Dear HC Athletics, Follow the Money (Part II)
Published: Friday, February 28, 2014
Updated: Friday, February 28, 2014 12:02
Two weeks ago, I wrote an article directed to the Holy Cross athletics department suggesting that our school does some reevaluation on our athletic goals. I would like to see our athletics department focus its attention on becoming a sports brand. We can do this without forfeiting any funds that are allocated to our academic excellence. With our relatively small budget, we can achieve this sports brand identity at a national level by focusing on one sport. This does not necessarily mean cuts but definitely a reallocation of funds. As I mentioned at the end of my last article, college football, basketball, and hockey share the greatest amount of television rights and so receive the national exposure a program needs to become a sports brand.
I will begin by looking at our athletics budget. According to our Athletic Department’s expense report for the 2012 – 2013 academic year, football received the most funding at $4,440,068. Men’s Basketball received $1,758,523. Men’s Ice Hockey received $1,213,557. These three teams combined received $7,412,148. This leaves the eight other men’s sports teams with a combined $2,005,512 (soccer receiving $758,337 of that sum).
To be a sports brand in this country, a school needs to be a consistent top 20 team in football, basketball, or hockey. We are already one step closer in basketball and hockey because we are in the top division, while football lags behind in D1AA. Almost half of our men’s athletics budget is pumped into a program that is in a division in which no one in the country knows who the number one team for the past couple years has been (in case you are wondering, it is North Dakota State University). I love watching football, but from a marketing standpoint, this is not money well spent. D1AA receives virtually zero television exposure and attention on a national level. Our school will never receive profitable exposure in this sport because we are too small of a school, and we cannot compete with the big schools in Division 1A. According to businessofcollegesports.com, the average budget for the top 20 NCAA D1A football programs is $21.7 million. That is more than twice as much as the funds we have to spend on all of men’s sports here combined ($9,417,660)!
Let’s turn our attention to basketball. As I have mentioned, we are in the best division, but we insufficiently fund our team to be successful. According to bbstate.com, which lists every D1 basketball programs budget from 2012, our basketball program is ranked 189th in the country for their budget. Remember our basketball team received $1,758,523 last year. According to businessofcollegesports.com, the average budget for the top 20 NCAA D1 basketball program is $6.5 million. This is much more feasible than football. Our athletics department could actually support this amount of funding towards basketball.
Funding a top 20 contender in college hockey is also affordable for our athletic budget averaging around the same as basketball. There is one blaring factor, however, and that is profitability.

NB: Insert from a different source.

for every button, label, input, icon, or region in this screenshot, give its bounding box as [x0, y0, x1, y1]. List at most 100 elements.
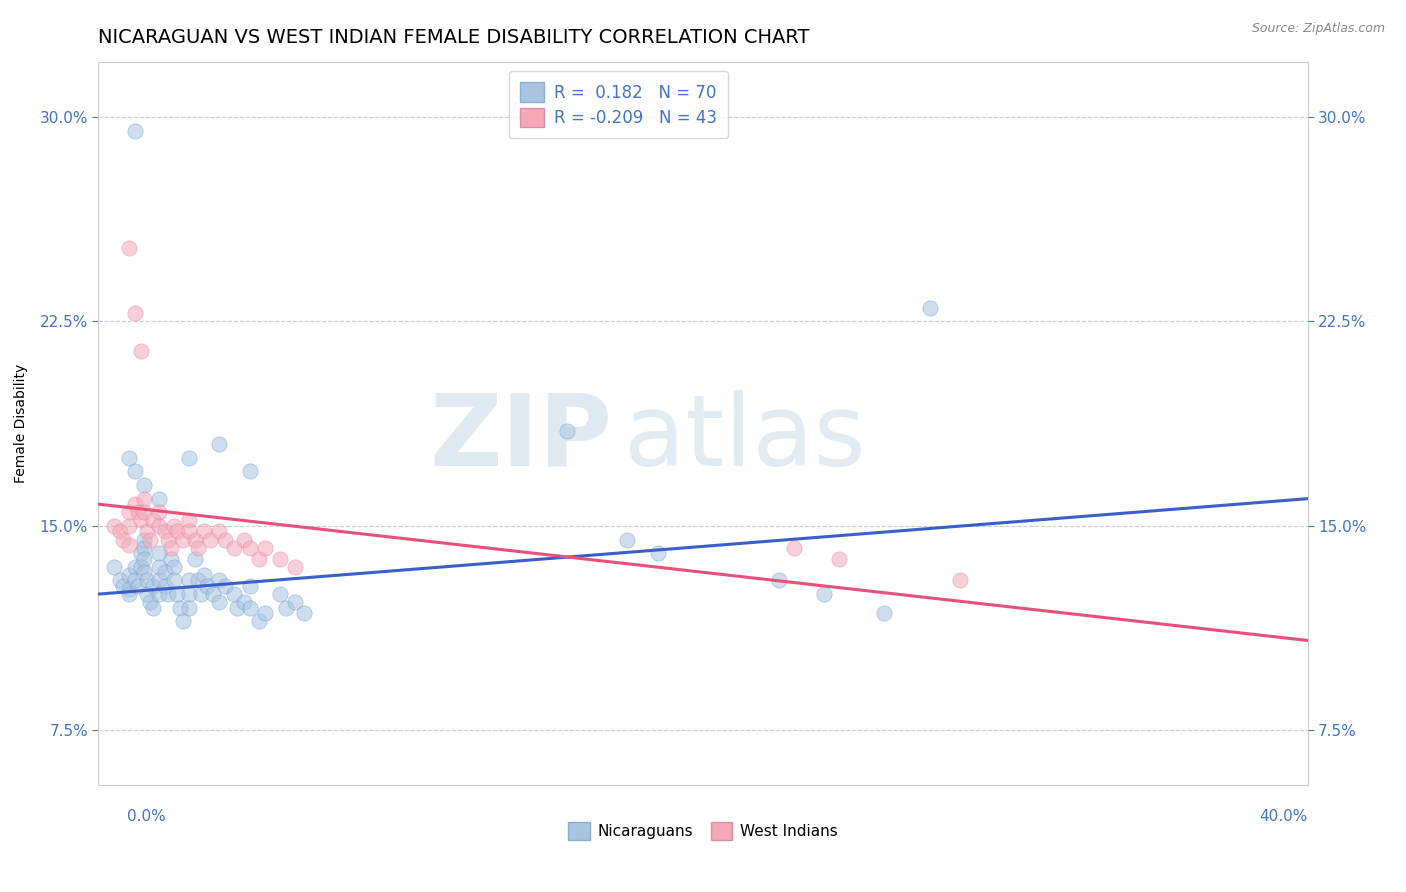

College hockey does not profit nearly as much as college basketball. According to an article in Boston College’s sports magazine, BC Interruption, the top 10 revenue producing programs in college hockey in 2010 averaged $3.4 million. According to businessofcollegesports.com, the top 10 revenue producing college basketball programs in 2010 averaged $9.6 million. Basketball probably edges hockey out in popularity across the country, but basketball really finds the advantage in how its playoffs system is set up.
The NCAA controls the television rights to all of its sports playoffs, however basketball is the only sport that has its own distribution fund within the NCAA (the biggest fund in the NCAA as well). There are 64 teams that make the playoffs in college basketball, and since every game is nationally televised (thanks to CBS Sports 14-year and $10.8 billion contract with the NCAA for the game rights), this is a lot of national exposure. If one of the basketball teams within your conference plays in a March Madness tournament (every conference is granted at least one bid), just for being in the same conference as the team that plays a game, your team receives money from the NCAA Basketball distribution Fund. With each additional game played, more money is dropped into your program. Take the Big East for example. Last year, the amount of games the Big East teams played in the March Madness accumulated $27,369,046. Each team, even if they lost every game during the season, in the Big East then received a portion of that money. Since there are ten teams in the conference, every team received about $2.7 million. That is already a million dollars more than our current basketball budget for men!
Being in a top conference (so not the Patriot League) in NCAA Basketball has its other perks as well. Television contracts are set up within leagues during the season, called 1st tier and 2nd tier rights, guaranteeing certain stations to have rights to every game played within your conference, if they want, so this guarantees another couple million dollars heading your teams way per season. You can even have third tier rights, which local stations buy contract rights to your games, if the 1st and 2nd right owners elect not to play your games. North Carolina University basketball made over $11 million last year in 3rd tier rights.